Sin embargo, son dos los bloques narrativos que en última instancia logran elevar de la medianía esta vitalista STRIKE UP THE BAND. Uno de ellos, como siempre suele suceder en las películas de raíz musical dirigidas por Berkeley, reside en su apoteosis final, en la que logra romper con la rigidez de su inicial escenario teatral, para describir en su trazado una especie de resumen de las mejores emociones y números albergados en el metraje previo, dentro de la mejor línea de su artífice.
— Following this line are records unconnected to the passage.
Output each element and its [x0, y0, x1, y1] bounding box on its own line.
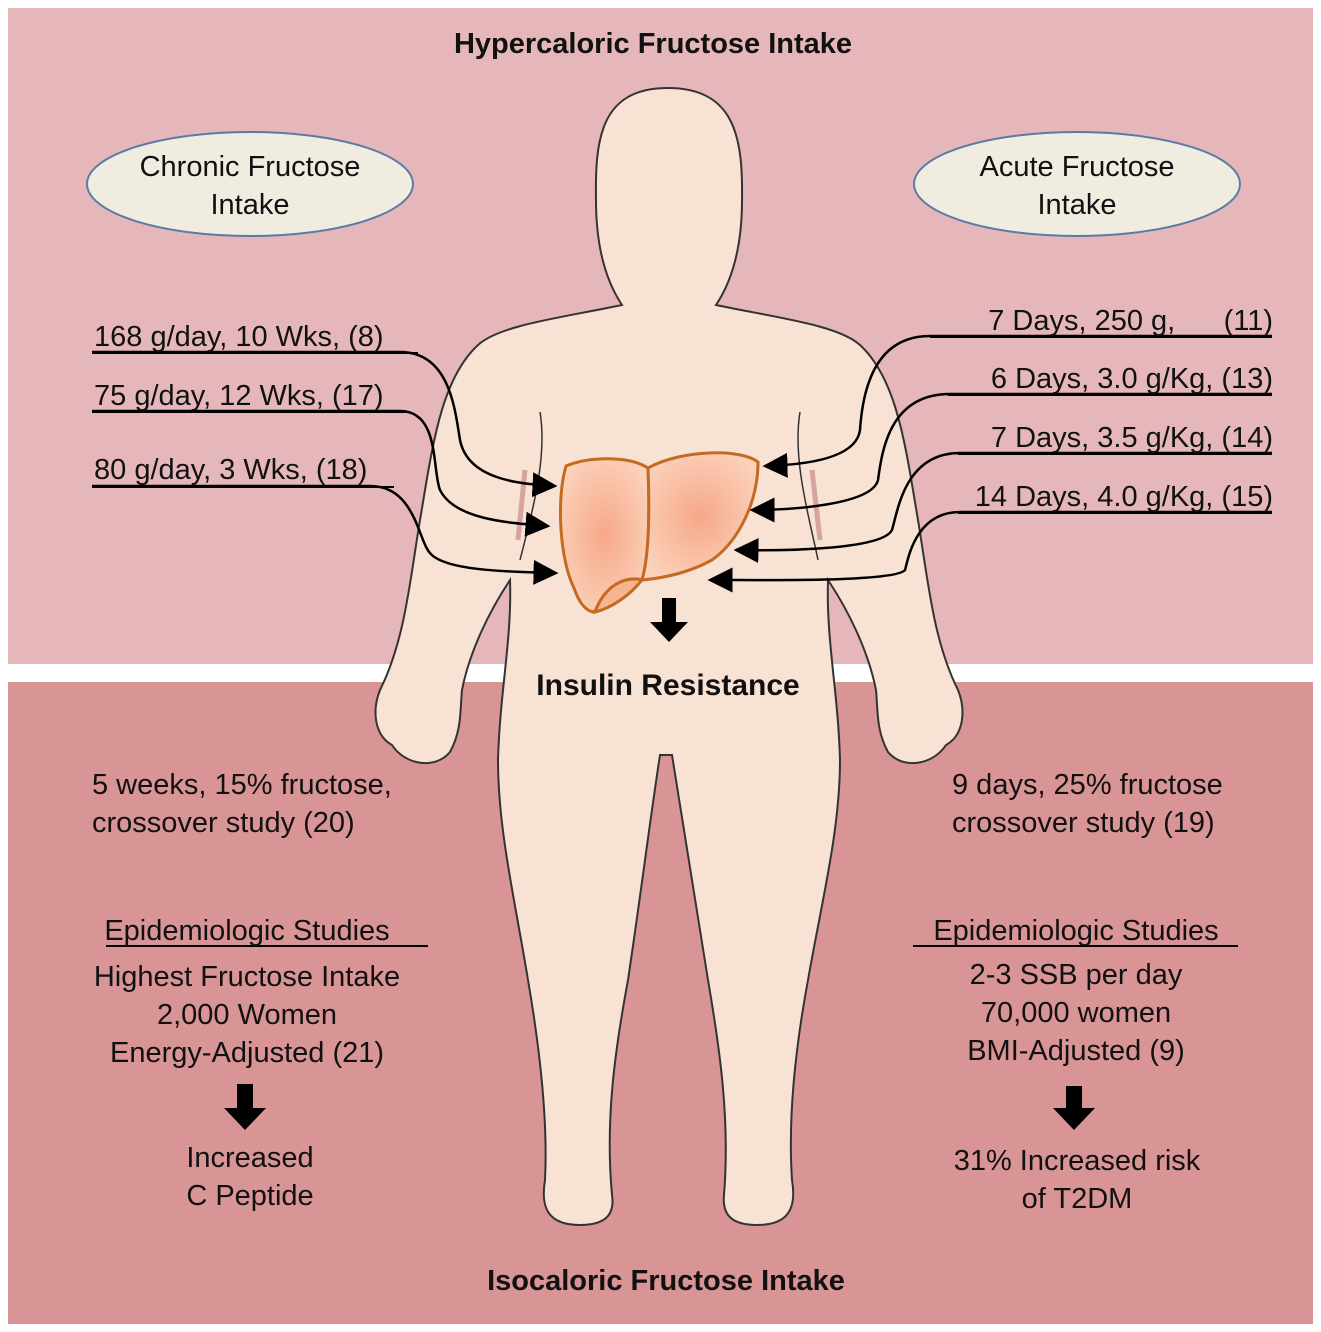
acute-study-13: 6 Days, 3.0 g/Kg, (13) — [991, 360, 1273, 398]
isocaloric-title: Isocaloric Fructose Intake — [366, 1265, 966, 1298]
isocaloric-crossover-left: 5 weeks, 15% fructose,crossover study (2… — [92, 766, 392, 842]
epi-right-heading: Epidemiologic Studies — [901, 912, 1251, 950]
acute-study-15: 14 Days, 4.0 g/Kg, (15) — [975, 478, 1273, 516]
human-silhouette — [376, 88, 963, 1225]
chronic-study-8: 168 g/day, 10 Wks, (8) — [94, 318, 384, 356]
chronic-study-17: 75 g/day, 12 Wks, (17) — [94, 377, 384, 415]
underline — [92, 411, 410, 413]
acute-study-14: 7 Days, 3.5 g/Kg, (14) — [991, 419, 1273, 457]
down-arrow-icon — [224, 1084, 266, 1130]
underline — [930, 336, 1272, 338]
underline — [958, 512, 1272, 514]
insulin-resistance-label: Insulin Resistance — [368, 669, 968, 703]
hypercaloric-title: Hypercaloric Fructose Intake — [353, 28, 953, 61]
underline — [92, 352, 418, 354]
epi-left-heading: Epidemiologic Studies — [72, 912, 422, 950]
underline — [92, 486, 394, 488]
down-arrow-icon — [1053, 1086, 1095, 1130]
chronic-study-18: 80 g/day, 3 Wks, (18) — [94, 451, 367, 489]
underline — [948, 394, 1272, 396]
acute-study-11: 7 Days, 250 g, (11) — [988, 302, 1273, 340]
underline — [958, 453, 1272, 455]
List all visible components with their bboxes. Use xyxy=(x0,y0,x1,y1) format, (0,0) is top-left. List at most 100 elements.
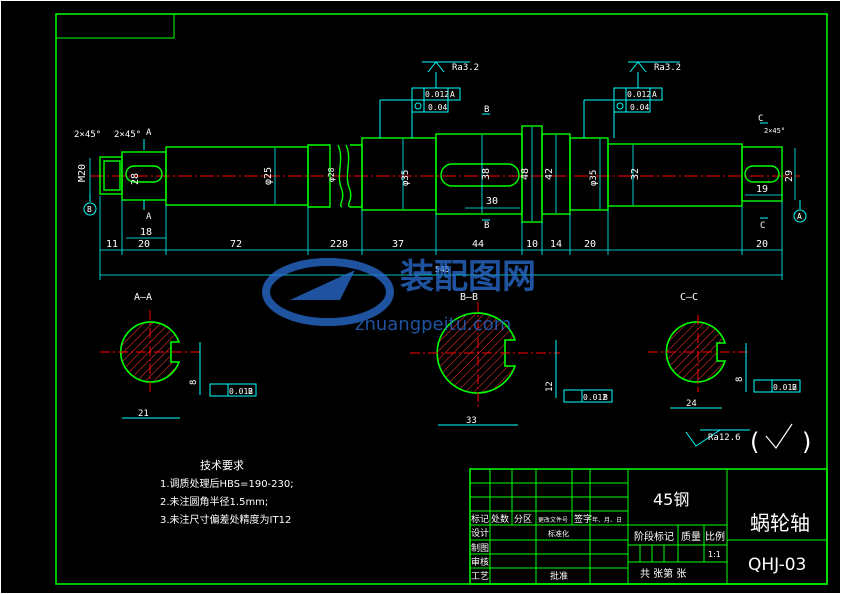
section-a-datum: B xyxy=(248,387,253,396)
datum-circle-right xyxy=(793,209,807,223)
roughness-right-symbol xyxy=(629,61,647,73)
tb-date: 年、月、日 xyxy=(592,516,622,524)
tb-process: 工艺 xyxy=(471,571,489,582)
section-c-label: C—C xyxy=(680,292,698,303)
tb-zone: 分区 xyxy=(514,514,532,525)
part-name: 蜗轮轴 xyxy=(750,511,810,535)
mark-a-bot: A xyxy=(146,212,152,222)
section-b-k: 12 xyxy=(545,381,555,392)
len-44: 44 xyxy=(472,239,484,250)
section-d38 xyxy=(435,133,523,215)
tolerance-right: Ra3.2 0.012 A 0.04 xyxy=(583,61,681,138)
dim-d38: 38 xyxy=(481,168,492,180)
extension-lines xyxy=(99,196,783,280)
corner-box xyxy=(55,13,175,39)
tol-right-circularity: 0.04 xyxy=(630,103,649,112)
watermark-logo xyxy=(262,258,394,326)
notes-item-2: 2.未注圆角半径1.5mm; xyxy=(160,495,268,508)
tb-review: 审核 xyxy=(471,556,489,568)
section-a-label: A—A xyxy=(134,292,152,303)
section-b-width: 33 xyxy=(466,416,477,426)
watermark: 装配图网 zhuangpeitu.com xyxy=(262,257,536,335)
sheet-count: 共 张第 张 xyxy=(640,567,686,580)
section-c-width: 24 xyxy=(686,399,697,409)
section-b-datum: B xyxy=(603,393,608,402)
section-c-datum: B xyxy=(792,383,797,392)
drawing-border xyxy=(55,13,828,585)
section-c-tol: 0.012 xyxy=(773,383,797,392)
weight-label: 质量 xyxy=(681,531,701,543)
roughness-left-symbol xyxy=(427,61,445,73)
shaft-outline xyxy=(99,125,783,223)
roughness-paren-close: ) xyxy=(802,428,811,456)
thread-inner xyxy=(103,160,121,191)
section-c-shape xyxy=(665,321,727,383)
section-a-tol: 0.012 xyxy=(229,387,253,396)
drawing-code: QHJ-03 xyxy=(748,555,806,575)
section-a-k: 8 xyxy=(189,380,199,385)
tb-approve: 批准 xyxy=(550,570,568,582)
dim-d29: 29 xyxy=(784,170,795,182)
notes-item-1: 1.调质处理后HBS=190-230; xyxy=(160,478,294,490)
tb-file: 更改文件号 xyxy=(538,516,568,524)
datum-left: B xyxy=(87,205,92,214)
section-marks: A A B B C C xyxy=(143,105,768,231)
section-a-width: 21 xyxy=(138,409,149,419)
datum-right: A xyxy=(797,212,802,221)
len-228: 228 xyxy=(330,239,348,250)
chamfer-left2: 2×45° xyxy=(114,130,141,140)
dim-d35a: φ35 xyxy=(401,170,411,186)
roughness-general: Ra12.6 xyxy=(708,433,741,443)
title-block: 45钢 蜗轮轴 QHJ-03 阶段标记 质量 比例 1:1 共 张第 张 标记 … xyxy=(469,468,828,585)
section-d28 xyxy=(307,144,331,208)
mark-b-bot: B xyxy=(484,221,489,231)
len-18: 18 xyxy=(140,227,152,238)
mark-c-top: C xyxy=(758,114,763,124)
datum-circle-left xyxy=(83,202,97,216)
section-d35-left xyxy=(361,137,437,211)
mark-b-top: B xyxy=(484,105,489,115)
general-roughness: Ra12.6 ( ) xyxy=(685,423,811,456)
check-icon xyxy=(765,423,793,450)
tol-right-datum: A xyxy=(652,90,657,99)
len-total: 545 xyxy=(435,265,450,274)
ratio-label: 比例 xyxy=(705,530,725,543)
dim-d42: 42 xyxy=(544,168,555,180)
mark-a-top: A xyxy=(146,128,152,138)
dim-d28c: 28 xyxy=(130,173,141,185)
len-72: 72 xyxy=(230,239,242,250)
len-14: 14 xyxy=(550,239,562,250)
break-lines xyxy=(337,144,352,208)
stage-mark: 阶段标记 xyxy=(634,530,674,543)
section-b-tol: 0.012 xyxy=(583,393,607,402)
tb-sign: 签字 xyxy=(574,513,592,525)
length-dimensions xyxy=(89,127,796,280)
technical-notes: 技术要求 1.调质处理后HBS=190-230; 2.未注圆角半径1.5mm; … xyxy=(160,459,294,526)
notes-heading: 技术要求 xyxy=(200,459,244,472)
notes-item-3: 3.未注尺寸偏差处精度为IT12 xyxy=(160,513,291,526)
mark-c-bot: C xyxy=(760,221,765,231)
len-20a: 20 xyxy=(138,239,150,250)
section-c-k: 8 xyxy=(735,377,745,382)
dim-d48: 48 xyxy=(520,168,531,180)
section-b-label: B—B xyxy=(460,292,478,303)
keyway-b xyxy=(440,163,520,187)
tol-right-runout: 0.012 xyxy=(627,90,651,99)
tol-left-circularity: 0.04 xyxy=(428,103,447,112)
tol-left-runout: 0.012 xyxy=(425,90,449,99)
roughness-right: Ra3.2 xyxy=(654,63,681,73)
tol-left-datum: A xyxy=(450,90,455,99)
keyway-c xyxy=(744,165,780,183)
tb-mark: 标记 xyxy=(471,513,489,525)
dim-m20: M20 xyxy=(77,164,88,182)
keyway-a xyxy=(125,165,163,183)
tolerance-left: Ra3.2 0.012 A 0.04 xyxy=(379,61,479,138)
chamfer-right: 2×45° xyxy=(764,127,785,135)
dim-d32: 32 xyxy=(630,168,641,180)
section-d32 xyxy=(607,143,743,207)
roughness-paren-open: ( xyxy=(750,428,759,456)
len-30: 30 xyxy=(486,196,498,207)
tb-standard: 标准化 xyxy=(548,529,569,538)
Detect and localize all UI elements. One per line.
En cualquier caso, dentro del conjunto de la película, uno no dudaría en preferir esa deslumbrante escenificación de la función realizada por los componentes de la banda en el teatro de la localidad, al objeto de obtener beneficios económicos que les permita viajar hasta Chicago. Allí escenificarán un lacrimógeno melodrama con un contundente sentido del humor, en el que la cámara de Berkeley respetará la unidad de acción teatral, por medio de la sucesión de sus diferentes escenarios que se mostrarán con tanta fidelidad como irónica distanciación. Y en esas imágenes, no sé si de manera inconsciente, se ofrecerá al espectador una especie de mirada involuntaria en torno a los orígenes del propio medio cinematográfico. Y es que en esa desaforada y divertida recreación teatral, en la que sus jóvenes intérpretes disfrazados para la ocasión despliegan una especial complicidad, uno evoca desde la herencia de Griffith, los orígenes del serial, e incluso el propio burlesco norteamericano.